Just as humanistic geographers stress the importance of meaning, value, and experience in understanding the world around them, holistic practitioners also place importance on individual beliefs about health. This paper looks at how emphasis on the individual and their interaction with their surroundings can have a unique effect on their health outcomes.
The purpose of this paper is to analyze how the conceptual framework of “humanism” applies to therapeutic landscapes and the study of health geography.
The paper focuses on humanistic concepts as an approach to holistic medicine and its interaction with therapeutic landscapes in healing.
This paper defines and discusses the following concepts within humanistic geography: (1) Symbolic landscapes (importance of meaning, value, and experience), (2) Sense of place, (3) Authentic and unauthentic landscapes, (4) Landscapes of the mind, and (5) Landscapes as text.

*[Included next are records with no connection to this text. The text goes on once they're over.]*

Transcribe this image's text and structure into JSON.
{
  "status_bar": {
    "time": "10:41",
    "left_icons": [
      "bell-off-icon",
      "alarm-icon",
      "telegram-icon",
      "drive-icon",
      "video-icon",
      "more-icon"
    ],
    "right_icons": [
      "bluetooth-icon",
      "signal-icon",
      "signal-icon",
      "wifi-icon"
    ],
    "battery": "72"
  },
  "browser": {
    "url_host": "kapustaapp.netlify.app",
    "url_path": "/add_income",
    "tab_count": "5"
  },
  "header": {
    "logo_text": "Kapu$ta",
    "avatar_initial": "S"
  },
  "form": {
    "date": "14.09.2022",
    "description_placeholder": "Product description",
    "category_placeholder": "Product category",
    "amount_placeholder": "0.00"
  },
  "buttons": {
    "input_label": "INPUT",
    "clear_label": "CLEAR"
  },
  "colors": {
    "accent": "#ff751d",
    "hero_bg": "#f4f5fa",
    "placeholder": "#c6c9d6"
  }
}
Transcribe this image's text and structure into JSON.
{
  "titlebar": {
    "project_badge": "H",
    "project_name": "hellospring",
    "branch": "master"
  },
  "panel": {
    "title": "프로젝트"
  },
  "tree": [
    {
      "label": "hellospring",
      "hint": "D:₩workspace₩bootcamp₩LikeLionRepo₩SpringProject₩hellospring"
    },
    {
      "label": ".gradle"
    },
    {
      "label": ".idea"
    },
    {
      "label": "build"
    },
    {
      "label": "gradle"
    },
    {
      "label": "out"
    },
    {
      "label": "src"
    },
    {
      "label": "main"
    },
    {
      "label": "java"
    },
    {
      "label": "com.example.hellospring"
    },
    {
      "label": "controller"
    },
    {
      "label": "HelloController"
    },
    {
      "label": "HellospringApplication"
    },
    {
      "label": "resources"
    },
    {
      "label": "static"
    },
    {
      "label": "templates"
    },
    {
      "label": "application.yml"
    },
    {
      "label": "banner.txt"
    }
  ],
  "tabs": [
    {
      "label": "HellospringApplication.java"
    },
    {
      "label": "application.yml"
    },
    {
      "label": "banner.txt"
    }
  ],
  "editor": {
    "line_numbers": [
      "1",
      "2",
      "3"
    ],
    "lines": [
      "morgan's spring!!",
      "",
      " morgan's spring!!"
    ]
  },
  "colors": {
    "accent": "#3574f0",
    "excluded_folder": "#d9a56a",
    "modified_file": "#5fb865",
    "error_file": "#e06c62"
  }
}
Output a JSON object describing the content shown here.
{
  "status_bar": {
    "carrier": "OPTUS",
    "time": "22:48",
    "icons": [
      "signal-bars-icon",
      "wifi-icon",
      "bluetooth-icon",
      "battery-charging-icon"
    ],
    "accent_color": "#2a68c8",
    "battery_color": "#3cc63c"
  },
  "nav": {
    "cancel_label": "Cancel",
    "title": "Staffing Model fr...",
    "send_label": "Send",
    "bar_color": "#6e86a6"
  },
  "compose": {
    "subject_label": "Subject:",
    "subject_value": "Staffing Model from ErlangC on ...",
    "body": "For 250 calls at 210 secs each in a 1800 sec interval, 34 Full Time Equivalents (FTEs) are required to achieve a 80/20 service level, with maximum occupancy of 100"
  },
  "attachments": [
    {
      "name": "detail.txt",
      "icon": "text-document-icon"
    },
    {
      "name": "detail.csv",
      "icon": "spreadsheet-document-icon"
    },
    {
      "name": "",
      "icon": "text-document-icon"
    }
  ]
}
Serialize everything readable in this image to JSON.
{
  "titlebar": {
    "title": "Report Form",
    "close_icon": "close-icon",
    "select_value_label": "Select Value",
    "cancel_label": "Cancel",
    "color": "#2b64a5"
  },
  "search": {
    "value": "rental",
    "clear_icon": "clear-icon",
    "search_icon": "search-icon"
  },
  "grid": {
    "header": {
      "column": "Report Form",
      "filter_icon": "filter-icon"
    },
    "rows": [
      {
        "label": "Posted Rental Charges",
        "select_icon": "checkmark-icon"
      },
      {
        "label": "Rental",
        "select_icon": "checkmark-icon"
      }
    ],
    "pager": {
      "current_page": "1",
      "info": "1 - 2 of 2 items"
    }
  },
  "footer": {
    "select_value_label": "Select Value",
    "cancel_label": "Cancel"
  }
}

Symbolic landscapes: Landscapes are thought of as symbolic because they are constructed of cultural images and signs, and the cultural healing symbols found in landscapes are central to the concept of “therapeutic landscapes.”
“Sense of place” allows for better understanding of how people’s psychological rootedness is attached to certain therapeutic environments --for example, holding the belief that the environment holds meaning and significance.
“Authentic and Unauthentic landscapes” define how detached or hands-on a caring environment is. This translates to creating caring environments through human networks of care. Examples include aboriginal hospitals and birthing centers.
Landscapes of the mind include using imagery, such as visualization, to access mental healing environments.
Landscapes as text include using sensory experiences to interpret health conditions.
Humanistic discussions often face the criticism that the numerous other structural constraints impacting individual experiences, such as policies, institutions, economics, social structures, social identities, and politics, are not taken into consideration.